Philosophical Moral Theories: Virtue Ethics
- concepts from video...
- Virtue — general idea of being an excellent person. Also, specific lists of virtues (vary by time and culture)
- A bit of Aristotle’s theory of virtue and human nature: fixed nature, species eternal, proper function (telos), distinctive aspect of function: being rational and political. (Note that modern virtue theorists aren't committed to some of A's false ideas.)
- Virtue is natural to us. Like an acorn becoming a tree. Being virtuous is being the best of the kind of thing you are.
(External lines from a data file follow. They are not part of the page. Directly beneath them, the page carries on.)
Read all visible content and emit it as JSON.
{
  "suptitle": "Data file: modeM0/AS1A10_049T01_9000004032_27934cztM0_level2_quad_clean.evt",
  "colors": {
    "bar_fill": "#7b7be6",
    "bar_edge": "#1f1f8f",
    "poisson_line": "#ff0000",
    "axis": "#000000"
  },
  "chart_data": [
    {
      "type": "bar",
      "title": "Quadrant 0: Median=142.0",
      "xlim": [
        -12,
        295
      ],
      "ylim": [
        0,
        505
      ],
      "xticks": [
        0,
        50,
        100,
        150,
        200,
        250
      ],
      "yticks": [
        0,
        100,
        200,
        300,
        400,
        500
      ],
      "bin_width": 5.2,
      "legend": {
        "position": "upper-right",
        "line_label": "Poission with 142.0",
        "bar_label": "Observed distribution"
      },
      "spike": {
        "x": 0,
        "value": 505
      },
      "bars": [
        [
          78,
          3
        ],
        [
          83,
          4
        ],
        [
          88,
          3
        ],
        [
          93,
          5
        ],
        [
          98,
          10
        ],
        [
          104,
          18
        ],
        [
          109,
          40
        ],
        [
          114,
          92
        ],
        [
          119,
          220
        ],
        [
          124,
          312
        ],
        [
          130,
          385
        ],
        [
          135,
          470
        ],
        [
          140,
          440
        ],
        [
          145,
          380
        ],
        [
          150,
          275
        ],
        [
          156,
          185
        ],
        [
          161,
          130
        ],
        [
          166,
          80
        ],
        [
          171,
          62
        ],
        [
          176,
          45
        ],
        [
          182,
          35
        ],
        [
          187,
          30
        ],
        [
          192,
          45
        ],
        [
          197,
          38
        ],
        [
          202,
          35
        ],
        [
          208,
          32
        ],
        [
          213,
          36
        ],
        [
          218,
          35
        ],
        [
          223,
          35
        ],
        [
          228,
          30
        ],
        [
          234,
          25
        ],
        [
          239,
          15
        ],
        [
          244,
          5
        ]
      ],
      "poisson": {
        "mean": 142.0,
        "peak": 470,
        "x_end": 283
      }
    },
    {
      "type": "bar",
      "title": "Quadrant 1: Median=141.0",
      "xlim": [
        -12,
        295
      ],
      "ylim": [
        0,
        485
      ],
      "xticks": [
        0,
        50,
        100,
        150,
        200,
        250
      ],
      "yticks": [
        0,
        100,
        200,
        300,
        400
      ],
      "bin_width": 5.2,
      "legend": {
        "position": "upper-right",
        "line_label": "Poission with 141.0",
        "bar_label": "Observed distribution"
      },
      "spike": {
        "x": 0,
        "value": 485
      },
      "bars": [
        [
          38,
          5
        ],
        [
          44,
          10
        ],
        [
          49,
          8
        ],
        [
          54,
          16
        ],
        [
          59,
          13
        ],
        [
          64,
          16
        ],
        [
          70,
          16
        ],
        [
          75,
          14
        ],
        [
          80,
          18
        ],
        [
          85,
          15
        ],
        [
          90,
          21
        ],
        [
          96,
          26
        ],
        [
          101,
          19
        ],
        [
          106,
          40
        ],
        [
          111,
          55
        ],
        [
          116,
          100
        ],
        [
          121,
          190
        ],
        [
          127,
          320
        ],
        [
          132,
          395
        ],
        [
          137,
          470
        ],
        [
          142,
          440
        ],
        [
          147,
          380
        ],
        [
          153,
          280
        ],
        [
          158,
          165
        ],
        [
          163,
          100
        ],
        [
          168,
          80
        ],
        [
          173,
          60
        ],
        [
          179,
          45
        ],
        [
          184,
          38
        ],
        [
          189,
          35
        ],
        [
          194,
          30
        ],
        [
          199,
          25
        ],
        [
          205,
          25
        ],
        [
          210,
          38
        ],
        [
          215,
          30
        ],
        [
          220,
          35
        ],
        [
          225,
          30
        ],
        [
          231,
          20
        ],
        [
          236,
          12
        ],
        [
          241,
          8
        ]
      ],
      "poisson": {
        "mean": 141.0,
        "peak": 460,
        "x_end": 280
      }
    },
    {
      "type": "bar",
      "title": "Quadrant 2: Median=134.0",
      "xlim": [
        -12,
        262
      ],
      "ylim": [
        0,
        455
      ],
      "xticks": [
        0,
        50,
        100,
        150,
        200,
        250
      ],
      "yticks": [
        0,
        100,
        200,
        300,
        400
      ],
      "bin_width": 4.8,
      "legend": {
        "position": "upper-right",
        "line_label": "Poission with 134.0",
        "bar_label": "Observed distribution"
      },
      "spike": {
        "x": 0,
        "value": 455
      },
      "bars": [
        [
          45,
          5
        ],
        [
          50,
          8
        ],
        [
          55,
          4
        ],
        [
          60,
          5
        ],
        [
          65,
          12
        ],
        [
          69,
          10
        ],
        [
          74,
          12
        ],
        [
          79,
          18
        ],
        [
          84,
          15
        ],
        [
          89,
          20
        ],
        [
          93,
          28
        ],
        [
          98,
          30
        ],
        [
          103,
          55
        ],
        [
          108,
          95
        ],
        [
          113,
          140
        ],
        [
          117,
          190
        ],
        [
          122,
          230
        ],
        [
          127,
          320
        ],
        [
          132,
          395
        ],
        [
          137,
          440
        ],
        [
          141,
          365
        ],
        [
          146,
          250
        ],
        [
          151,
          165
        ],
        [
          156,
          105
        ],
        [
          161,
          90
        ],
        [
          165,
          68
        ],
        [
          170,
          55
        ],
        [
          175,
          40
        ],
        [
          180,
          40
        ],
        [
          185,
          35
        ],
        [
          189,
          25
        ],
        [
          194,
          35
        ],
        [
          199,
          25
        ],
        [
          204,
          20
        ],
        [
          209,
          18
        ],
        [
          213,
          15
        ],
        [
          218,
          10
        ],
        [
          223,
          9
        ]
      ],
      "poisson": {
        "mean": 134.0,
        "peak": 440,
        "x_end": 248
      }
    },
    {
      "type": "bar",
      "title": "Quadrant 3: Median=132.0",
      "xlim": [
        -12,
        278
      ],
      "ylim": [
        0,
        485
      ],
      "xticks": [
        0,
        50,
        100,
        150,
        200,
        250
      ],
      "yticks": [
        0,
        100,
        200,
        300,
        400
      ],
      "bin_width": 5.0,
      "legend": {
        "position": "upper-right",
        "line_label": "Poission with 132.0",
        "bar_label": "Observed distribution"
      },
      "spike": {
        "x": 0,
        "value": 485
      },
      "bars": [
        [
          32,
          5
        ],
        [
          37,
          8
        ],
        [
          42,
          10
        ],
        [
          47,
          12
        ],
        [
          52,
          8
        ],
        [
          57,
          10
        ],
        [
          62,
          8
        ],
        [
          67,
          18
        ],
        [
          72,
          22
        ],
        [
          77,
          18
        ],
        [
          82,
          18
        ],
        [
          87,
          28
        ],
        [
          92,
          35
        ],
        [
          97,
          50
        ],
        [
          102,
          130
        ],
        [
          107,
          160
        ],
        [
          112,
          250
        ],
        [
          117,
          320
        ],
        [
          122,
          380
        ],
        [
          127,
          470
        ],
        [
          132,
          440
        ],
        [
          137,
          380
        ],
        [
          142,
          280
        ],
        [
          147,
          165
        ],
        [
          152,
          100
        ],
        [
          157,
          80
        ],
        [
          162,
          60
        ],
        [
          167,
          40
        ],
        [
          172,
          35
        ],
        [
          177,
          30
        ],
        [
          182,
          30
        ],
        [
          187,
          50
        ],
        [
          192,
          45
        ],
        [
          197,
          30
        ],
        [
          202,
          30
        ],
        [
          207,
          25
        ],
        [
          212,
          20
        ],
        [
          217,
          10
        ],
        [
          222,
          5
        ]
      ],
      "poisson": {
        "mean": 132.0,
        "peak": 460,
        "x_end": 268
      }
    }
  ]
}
A deep intuition supports this developmental approach. (Pause to consider personal examples of the reality of moral development.)
- Theory of the Golden Mean: Virtue as mean between extremes of emotion: Ex. Courage (story of stopping the mugger), Honesty, Generosity. (Let's give our own examples.) Virtue as training of emotional response in relation to knowledge of circumstances and the good.
- How do you acquire virtue? Experience. Practical Wisdom cultivated through habituation. Follow a moral exemplar (virtue coach). Good parenting and shaping by healthy family. It's a training program in becoming the best human you can be based on your "telos".
- What if we don’t want to become virtuous? What is the motivation to virtue? The pursuit of a happy life that “goes well”. Eudaimonia. Human flourishing. Challenge and development of talents. Should be attractive. Connection between virtue and happiness not guaranteed for Aristotle, but could be tighter in other versions.
- Additional points:
- centrality of virtues and practical wisdom. Is practical wisdom real?
- historic variability and list of virtues. Curiosity was a vice in Medieval Europe. Check out virtue lists on Virtue Wiki.
Everyday Ethics: Thinking about Virtue in your own experience
- Scroll through the Virtue wiki page Virtue Wiki. Notice the various list of virtues. Write down 5 that are important to you in your life right now and that you would say you are working on. Report your results with this form
- Then, in your group discussion, identify virtues that you have made alot of progress on and ones that you are still working on. Record some of each to report back to the class.